Peach Point and Mad Island are great spots, but there are many more good hunting destinations located near most of the major cities on the Texas coast. Here are the most popular public teal hunting areas:

J.D. Murphree Wildlife Management Area (WMA) is one of the best-known public teal hunting destinations. Located near Port Arthur off Highway 73, it offers access to thousands of acres of freshwater marsh. Hunting is morning-only each day of the teal season, and access is by boat only.

Lower Neches WMA, an often-overlooked 7,998 acre stretch of tidal marsh located between Bridge City and Port Arthur, offers prime opportunities for teal. Hunting is legal both east and west of Highway 87. This area also includes the Nelda Stark Unit in Orange County, which is one of few spots open for evening hunts during teal season. Access to Lower Neches is walk-in only. For more information on the J.D. Murphree or Lower Neches WMAs call (409) 736-2551.

Sea Rim State Park offers a 600-acre portion of the park located off Highway 87 for public hunting each day of the teal season. Hunting is morning-only, and access is walk-in only. For more information call (409) 971-2559.

Texas Point and McFaddin National Wildlife Refuges (NWR). Located near Sabine Pass, these twin refuges will be open to boat-in and walk-in, morning-only hunting in designated areas. All areas in the McFaddin refuge, except the Spaced Hunt Unit, will be open every day of the season. For more information call (409) 971-2909.

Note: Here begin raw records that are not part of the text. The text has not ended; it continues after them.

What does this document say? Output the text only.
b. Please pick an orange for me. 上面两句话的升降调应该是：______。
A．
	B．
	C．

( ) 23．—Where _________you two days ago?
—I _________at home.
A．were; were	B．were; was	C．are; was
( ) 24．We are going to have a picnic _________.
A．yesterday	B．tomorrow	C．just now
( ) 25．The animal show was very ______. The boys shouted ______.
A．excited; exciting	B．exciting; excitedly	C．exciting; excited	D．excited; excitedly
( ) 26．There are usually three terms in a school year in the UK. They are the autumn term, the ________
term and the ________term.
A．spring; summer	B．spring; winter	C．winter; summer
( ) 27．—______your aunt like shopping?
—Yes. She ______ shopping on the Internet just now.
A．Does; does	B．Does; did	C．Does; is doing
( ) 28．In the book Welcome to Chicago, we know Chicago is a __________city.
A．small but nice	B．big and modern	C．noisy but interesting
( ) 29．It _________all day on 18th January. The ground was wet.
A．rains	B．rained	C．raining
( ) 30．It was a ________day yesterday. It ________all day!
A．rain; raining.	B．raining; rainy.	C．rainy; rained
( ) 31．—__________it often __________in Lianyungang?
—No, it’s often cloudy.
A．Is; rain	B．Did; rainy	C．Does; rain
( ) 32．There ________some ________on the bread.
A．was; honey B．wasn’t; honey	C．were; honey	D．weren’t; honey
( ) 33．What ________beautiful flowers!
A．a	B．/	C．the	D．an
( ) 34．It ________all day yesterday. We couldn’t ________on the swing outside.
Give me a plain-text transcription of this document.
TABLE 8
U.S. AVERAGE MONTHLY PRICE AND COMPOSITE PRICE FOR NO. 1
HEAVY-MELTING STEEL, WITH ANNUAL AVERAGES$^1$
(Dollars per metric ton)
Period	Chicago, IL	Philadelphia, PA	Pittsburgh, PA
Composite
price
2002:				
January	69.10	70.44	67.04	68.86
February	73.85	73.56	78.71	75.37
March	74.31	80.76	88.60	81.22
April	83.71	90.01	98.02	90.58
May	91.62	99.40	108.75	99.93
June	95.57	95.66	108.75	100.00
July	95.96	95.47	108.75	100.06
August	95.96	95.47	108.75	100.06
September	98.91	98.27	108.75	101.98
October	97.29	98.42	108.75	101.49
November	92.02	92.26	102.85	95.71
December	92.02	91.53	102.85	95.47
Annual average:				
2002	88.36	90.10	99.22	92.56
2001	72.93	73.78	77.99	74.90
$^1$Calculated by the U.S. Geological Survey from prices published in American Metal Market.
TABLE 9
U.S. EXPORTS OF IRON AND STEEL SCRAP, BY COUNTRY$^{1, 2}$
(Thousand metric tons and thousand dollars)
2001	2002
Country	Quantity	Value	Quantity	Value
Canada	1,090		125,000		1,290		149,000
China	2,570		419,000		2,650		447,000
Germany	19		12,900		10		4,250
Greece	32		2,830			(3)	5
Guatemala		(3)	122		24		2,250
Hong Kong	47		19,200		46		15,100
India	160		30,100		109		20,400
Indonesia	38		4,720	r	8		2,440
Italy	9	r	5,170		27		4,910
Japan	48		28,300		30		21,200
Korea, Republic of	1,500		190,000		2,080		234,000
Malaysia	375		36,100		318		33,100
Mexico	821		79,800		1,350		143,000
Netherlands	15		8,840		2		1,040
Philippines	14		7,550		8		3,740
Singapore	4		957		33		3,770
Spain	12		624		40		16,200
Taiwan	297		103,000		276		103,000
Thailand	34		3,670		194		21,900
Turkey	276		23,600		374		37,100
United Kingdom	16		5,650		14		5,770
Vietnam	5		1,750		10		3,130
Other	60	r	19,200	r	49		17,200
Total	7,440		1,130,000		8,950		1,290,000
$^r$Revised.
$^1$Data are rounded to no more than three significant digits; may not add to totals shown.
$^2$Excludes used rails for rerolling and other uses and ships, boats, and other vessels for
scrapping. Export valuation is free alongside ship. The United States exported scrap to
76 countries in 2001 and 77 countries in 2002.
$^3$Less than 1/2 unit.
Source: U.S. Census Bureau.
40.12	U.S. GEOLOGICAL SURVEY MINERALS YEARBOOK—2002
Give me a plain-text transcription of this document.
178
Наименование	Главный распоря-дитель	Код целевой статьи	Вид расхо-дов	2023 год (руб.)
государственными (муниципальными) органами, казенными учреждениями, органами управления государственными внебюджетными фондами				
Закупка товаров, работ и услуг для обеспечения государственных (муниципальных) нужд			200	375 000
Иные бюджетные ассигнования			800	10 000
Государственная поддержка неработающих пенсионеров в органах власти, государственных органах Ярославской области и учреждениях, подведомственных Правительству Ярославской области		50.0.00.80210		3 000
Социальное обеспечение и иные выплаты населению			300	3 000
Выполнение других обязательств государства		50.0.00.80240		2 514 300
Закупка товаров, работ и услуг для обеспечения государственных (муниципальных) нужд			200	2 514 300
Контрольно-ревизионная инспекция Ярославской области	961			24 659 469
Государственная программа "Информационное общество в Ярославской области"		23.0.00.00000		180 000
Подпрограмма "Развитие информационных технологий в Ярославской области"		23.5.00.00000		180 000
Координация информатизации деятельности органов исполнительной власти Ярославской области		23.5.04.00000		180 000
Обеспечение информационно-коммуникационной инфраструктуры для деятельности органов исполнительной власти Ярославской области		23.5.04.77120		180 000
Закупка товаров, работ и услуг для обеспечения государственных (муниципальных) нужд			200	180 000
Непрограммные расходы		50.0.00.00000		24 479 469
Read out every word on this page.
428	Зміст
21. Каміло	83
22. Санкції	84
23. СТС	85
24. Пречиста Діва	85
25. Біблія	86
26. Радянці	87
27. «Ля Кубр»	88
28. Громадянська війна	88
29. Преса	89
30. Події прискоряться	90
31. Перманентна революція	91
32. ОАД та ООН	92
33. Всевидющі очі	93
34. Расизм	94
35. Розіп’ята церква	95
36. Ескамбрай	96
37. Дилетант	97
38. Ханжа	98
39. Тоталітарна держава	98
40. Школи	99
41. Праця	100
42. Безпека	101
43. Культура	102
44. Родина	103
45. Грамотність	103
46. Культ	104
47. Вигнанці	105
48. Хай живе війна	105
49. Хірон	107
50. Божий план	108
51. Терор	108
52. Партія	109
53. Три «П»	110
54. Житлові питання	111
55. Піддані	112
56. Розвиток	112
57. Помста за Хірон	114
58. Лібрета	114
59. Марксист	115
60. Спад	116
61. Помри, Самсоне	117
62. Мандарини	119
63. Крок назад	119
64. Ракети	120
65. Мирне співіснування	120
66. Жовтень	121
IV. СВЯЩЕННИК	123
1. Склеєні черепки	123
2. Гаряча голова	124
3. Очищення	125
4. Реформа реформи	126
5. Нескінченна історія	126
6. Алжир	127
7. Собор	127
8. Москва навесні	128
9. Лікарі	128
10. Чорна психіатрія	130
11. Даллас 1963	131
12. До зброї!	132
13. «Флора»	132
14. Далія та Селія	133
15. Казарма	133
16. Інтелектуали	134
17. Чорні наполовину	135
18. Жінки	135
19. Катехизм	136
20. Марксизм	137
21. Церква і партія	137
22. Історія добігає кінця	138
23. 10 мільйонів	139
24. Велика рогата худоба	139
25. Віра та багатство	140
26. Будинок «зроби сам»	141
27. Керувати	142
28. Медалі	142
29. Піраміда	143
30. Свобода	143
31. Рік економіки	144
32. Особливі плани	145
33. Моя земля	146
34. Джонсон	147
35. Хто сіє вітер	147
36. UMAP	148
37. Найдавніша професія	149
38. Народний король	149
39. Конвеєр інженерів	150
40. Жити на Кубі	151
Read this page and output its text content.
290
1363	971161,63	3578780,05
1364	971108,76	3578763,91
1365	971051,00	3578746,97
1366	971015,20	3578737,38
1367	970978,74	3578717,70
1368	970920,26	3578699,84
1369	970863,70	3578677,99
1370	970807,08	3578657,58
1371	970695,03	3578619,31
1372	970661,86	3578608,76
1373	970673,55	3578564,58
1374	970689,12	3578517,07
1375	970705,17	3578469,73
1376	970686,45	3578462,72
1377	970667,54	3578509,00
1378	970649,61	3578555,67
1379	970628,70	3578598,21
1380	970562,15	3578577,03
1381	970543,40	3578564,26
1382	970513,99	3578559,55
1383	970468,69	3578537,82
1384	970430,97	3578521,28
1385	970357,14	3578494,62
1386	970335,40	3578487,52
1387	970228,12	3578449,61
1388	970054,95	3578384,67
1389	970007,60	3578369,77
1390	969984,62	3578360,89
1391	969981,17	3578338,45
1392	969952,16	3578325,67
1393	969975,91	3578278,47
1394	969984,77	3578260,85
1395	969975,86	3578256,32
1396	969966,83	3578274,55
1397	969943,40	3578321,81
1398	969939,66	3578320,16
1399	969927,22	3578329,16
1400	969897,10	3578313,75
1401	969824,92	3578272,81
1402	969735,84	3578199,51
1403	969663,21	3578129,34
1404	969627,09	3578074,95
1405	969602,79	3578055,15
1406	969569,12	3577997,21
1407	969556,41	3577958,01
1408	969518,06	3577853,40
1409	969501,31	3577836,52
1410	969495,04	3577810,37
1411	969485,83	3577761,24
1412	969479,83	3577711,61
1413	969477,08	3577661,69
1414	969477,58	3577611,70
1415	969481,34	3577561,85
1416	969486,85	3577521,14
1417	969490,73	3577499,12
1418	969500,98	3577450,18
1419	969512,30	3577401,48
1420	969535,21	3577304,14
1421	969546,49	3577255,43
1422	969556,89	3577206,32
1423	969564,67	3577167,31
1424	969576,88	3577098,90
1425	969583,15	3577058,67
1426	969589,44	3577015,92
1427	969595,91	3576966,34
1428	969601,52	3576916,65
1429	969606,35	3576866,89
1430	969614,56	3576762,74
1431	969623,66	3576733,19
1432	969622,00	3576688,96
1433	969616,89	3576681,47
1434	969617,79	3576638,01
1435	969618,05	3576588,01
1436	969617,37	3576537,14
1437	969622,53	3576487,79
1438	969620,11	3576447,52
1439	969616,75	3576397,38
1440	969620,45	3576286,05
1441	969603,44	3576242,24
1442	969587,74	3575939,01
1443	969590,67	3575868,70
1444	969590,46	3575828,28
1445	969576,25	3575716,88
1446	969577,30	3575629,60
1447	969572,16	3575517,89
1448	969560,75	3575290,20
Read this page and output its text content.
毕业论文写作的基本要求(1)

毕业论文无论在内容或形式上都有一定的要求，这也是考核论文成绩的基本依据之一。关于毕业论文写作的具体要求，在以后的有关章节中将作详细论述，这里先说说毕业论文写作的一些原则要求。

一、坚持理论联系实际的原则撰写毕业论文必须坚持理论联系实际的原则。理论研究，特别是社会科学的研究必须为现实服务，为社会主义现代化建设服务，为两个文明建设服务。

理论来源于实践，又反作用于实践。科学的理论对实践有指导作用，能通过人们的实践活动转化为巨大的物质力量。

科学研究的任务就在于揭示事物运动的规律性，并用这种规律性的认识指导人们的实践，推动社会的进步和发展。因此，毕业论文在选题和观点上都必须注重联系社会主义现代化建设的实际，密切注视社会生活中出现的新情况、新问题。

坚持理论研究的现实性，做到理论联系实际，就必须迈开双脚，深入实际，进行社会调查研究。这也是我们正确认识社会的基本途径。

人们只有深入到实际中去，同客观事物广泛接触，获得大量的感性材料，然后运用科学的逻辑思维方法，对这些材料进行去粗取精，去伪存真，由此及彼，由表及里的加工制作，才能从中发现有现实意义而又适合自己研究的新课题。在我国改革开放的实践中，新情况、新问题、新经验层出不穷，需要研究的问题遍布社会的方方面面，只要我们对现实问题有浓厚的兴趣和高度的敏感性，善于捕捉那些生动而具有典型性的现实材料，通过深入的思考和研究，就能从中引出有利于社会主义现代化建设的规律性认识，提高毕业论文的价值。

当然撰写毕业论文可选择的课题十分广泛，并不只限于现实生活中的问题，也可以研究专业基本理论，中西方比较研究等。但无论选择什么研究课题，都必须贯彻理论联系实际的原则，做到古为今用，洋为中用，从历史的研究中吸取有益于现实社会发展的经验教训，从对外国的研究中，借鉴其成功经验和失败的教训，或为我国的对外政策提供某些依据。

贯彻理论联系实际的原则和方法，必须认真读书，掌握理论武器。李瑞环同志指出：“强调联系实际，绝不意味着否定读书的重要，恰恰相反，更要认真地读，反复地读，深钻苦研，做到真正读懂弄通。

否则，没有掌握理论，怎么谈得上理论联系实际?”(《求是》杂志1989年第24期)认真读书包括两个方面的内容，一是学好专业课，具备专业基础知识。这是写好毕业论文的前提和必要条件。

Anahuac NWR’s Pace Tract will be open each day of the teal season for morning-only hunting. Parts of the refuge’s Middleton Tract will be open to morning-only hunting on days to be determined. Access to open areas is by boat only. For more information, call at (409) 267-3337.

Portions of Peach Point WMA in Brazoria County will be open for teal hunting. Hunting is morning-only each Saturday, Sunday, Tuesday

Mad Island WMA. Located in Matagorda County, this area offers some walk-in access. This spot always hold water is popular with hardcore teal hunters.

Parts of the Guadalupe Delta WMA Mission Lake Unit, Guadalupe River and Hynes Bay units will be open to morning-only teal hunting each day of th eteal-only season. Walk-in access is available.

For more information about hunting Peach Point, Mad Island and Guadalupe Delta WMAs, contact the TPWD office in Bay City, (409) 244-7636.

Designated areas in the Brazoria NWR will be open to all-day teal hunting each day of the teal-only season. No fee is required. Boat and walk-in access are available.

Designated areas in the Big Boggy NWR will be open each day of the teal season. Walk-in access is available, and no fee is required.